The British class system is a bewilderingly arcane construct, and snobbery is a sort of running commentary on it. D. J. Taylor is a novelist and critic who has made himself something of a specialist interpreter of this whole issue. He writes with deadpan humor, as if he can’t really believe all the social and literary mischief he’s stumbled upon but passes it on just the same. (Full disclosure: Bright Young People, a book he published in 2007 laying out for inspection upper-class antics between the world wars, has a section about my father entitled “Mr. Pryce-Jones’s Connections,” which could be incorporated word for word in this new book.) “Am I a snob?” Taylor asks in his opening pages here, quickly picking up on it, “I really hope not.” Giving reassurance that he is “certainly not of what used to be called a ‘good’ family,” and just as certainly not a “gentleman,” he then backtracks with the generalization that when it comes to snobbery, “we are in it together.” Snobs of the world, unite; you have nothing to lose but your foibles.

An outstanding example that I (not Taylor) like to recall is Virginia Woolf’s sneer at the brown shoes worn by the police chief of Ceylon when he came to lunch, as though an item of footwear invalidated an experience of humankind far more extensive than anything in Virginia Woolf’s Bloomsbury.

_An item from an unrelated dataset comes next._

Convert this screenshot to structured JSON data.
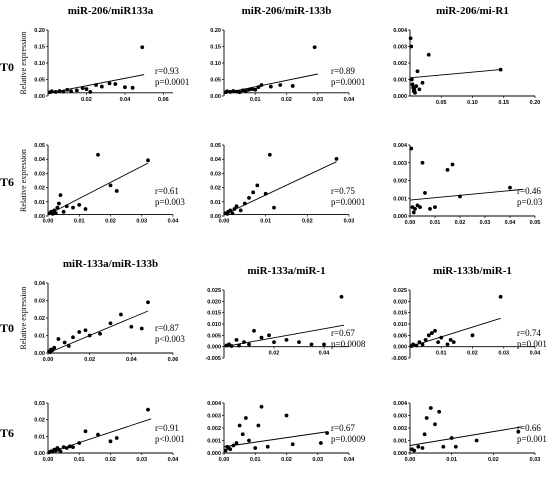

Taylor matches this in the person of Mary Warnock. One of the great and good, head of an Oxford college and a public intellectual constantly appointed to sit on this committee and that, she saw fit to criticize Mrs. Thatcher, because “watching her choose clothes at Marks and Spencer, there was something really quite obscene about it.” This exceptionally clever woman, in Taylor’s words, was “basing her estimate of a politician’s competence to govern the country on the way in which she selects clothing in a department store.”

Brilliant little vignettes illustrate how snobbery falsifies personality and relationships. The main lesson is that expectations cannot be met, and Taylor describes the harm that very different characters did to themselves in the recent past on the national stage—the Regency dandy Beau Brummell; an absurd littérateur by the name of Ralph Straus; Tom Driberg, strict in all matters of protocol and manners but flamboyantly exaggerated about homosexuality; and the Kray twins, in their prime the country’s most hardened criminals. Taylor reflects how strange it is that individuals with no common background, tastes, or political opinions are similar snobs when it comes to building the image they would like. An exemplary aesthete, James Lees-Milne moved in rarified circles; his life’s work was to save the best country houses from destruction. In contrast and no less exemplary, Dennis Skinner, once a coal miner, has for years been a hard-Left Member of Parliament, known as “the Beast of Bolsover” (his constituency). To complicate things, ambition is close to pretension. Taylor thinks that two keen self-promoters, Katie Price and Lord Prescott, the former an ex-model—I had never heard of her—and the latter a Socialist politician, are both wrongly ridiculed by the public for this reason, but have only themselves to blame.

Taylor takes a lot of his material from literature, beginning with William Makepeace Thackeray, the original researcher of snobbery, moving on to Trollope, H. G. Wells, George Orwell, Anthony Powell (the Grand Master of social degree), Paul Johnson, Margaret Drabble, and finishing with Angela Carter and others whom I have never read, as well as Laura Talbot, apparently an earl’s daughter, of whom I had never even heard. The point is that snobbery and fiction connect. Every novel is only as good as the moral instruction inherent in the narrative. The novelist has to provide the details that distinguish the good from the bad, right from wrong, tragedy from comedy, so that our hero illustrates what in these circumstances ought to be done, or is not to be done. The snob is writing the part for himself.

Finally Taylor surrenders outright to fiction, in the form of half a dozen sketches describing how awkward it is for a snob to decide where to live, which school the children should attend, with whom to dine, all the effort and the risk involved in smoothing over the uncertainties of social climbing. The British happen to be in the throes of an identity crisis, and this quite short book conveys more insight into the way they are living than any number of academic studies—and it’s cheerful too.